On a daily basis, Americans consume almost 50% more than the roughly one teaspoon of salt recommended as a maximum by the federal government's 2005 Dietary Guidelines for Americans, the institute's report said.

Sodium intake is "simply too high to be safe," Dr. Jane E. Henney, former commissioner of the FDA and chairwoman of the institute committee that produced the report, told the paper. "Clearly, salt is essential.... We need it. But the level we're taking in right now is far beyond the maximal levels we need."

The 14-member panel's findings, more than a year in the making, come on the heels of other studies tallying the health and economic costs of excessive salt intake, said the paper. Researchers from the Harvard School of Public Health predicted that, if dietary sodium consumption declined to the levels recommended in the 2005 federal guidelines, some 90,000 deaths could be averted yearly. A Rand Corp. study published in September estimated that reducing American sodium intake to recommended levels could save $18 billion yearly in treatment for hypertension, stroke, renal disease and heart failure associated with excessive salt consumption.

"There is now overwhelming evidence that we must treat sodium reduction as a critical public health priority," Dr. Walter Willett, chairman of the Harvard School of Public Health's department of nutrition, told the paper. Willett, who was a key figure in the recent federal initiative to drive trans fats from the U.S. food supply, noted how quickly the U.S. food industry adapted to those new rules, and called for that industry's "best creative minds to bring similar leadership" to the bid to reduce sodium.

The FDA's decision to press food makers to reduce salt caps a 30-year campaign by the Center for Science in the Public Interest, said the report. The center sued the FDA in 2005 to try to force the agency to reclassify salt as a food additive subject to regulation. Director Michael Jacobson urged the FDA to adopt mandatory limits on salt swiftly, and then phase them in slowly. A gradual phase-in is considered crucial so that consumers do not notice a taste difference in foods with diminished amounts of salt.

Skeptics of government viewed it as another sign of a "nanny state run amok," said the report.

"It's another encroachment on people's personal freedom," Gary Howard, spokesperson for Campaign for Liberty, an advocacy group formed in the wake of Texas Rep. Ron Paul's 2008 presidential campaign, told the paper. "They've already gotten into people's medical care," Howard said. "Where will they go next? Will they mandate exercise?"

The Grocery Manufacturers Association (GMA) said in a statement:

"We share the IOM committee's overall goal of helping consumers reduce their sodium intake. The food industry is fully committed to providing consumers with healthy choices, including products with reduced sodium content.

"For years, food companies have been introducing a wide variety of new products into the marketplace including reduced sodium, containing no sodium or low sodium, or with no added salt. During that time, food companies have been very successful at making incremental reductions in sodium levels in food products that maintain consumer taste preferences.

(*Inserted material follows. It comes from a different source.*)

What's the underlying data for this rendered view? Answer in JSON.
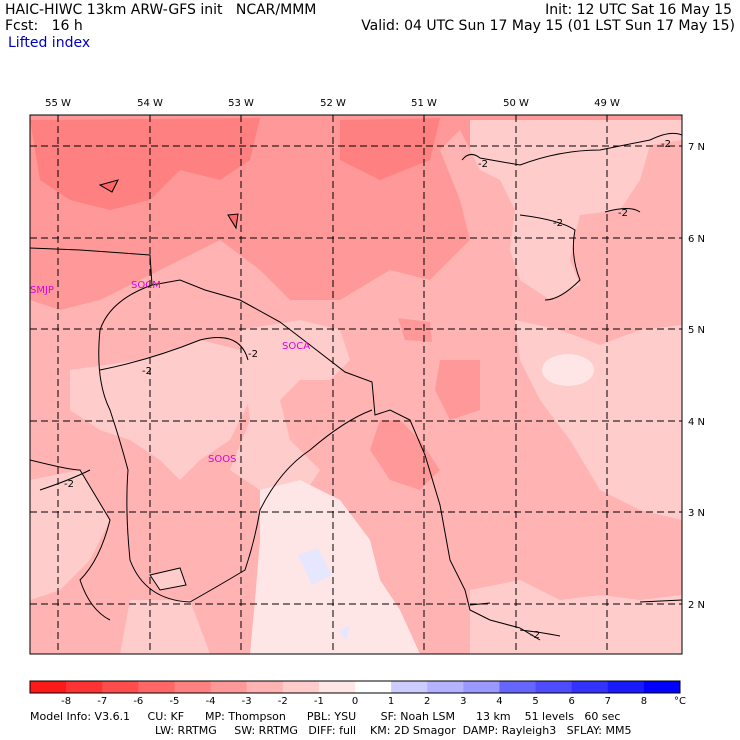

"The food industry is committed to continue to reduce the sodium content in thousands of products to help consumers reach the current U.S. Dietary Guidelines recommendation of no more than 2,300 milligrams of sodium per day. And we look forward to working with the U.S. Food and Drug Administration to develop a national sodium reduction strategy that will help consumer.

"Sodium is an important ingredient that plays a critical role in flavor enhancement as well as an important functional role in food safety and preservation."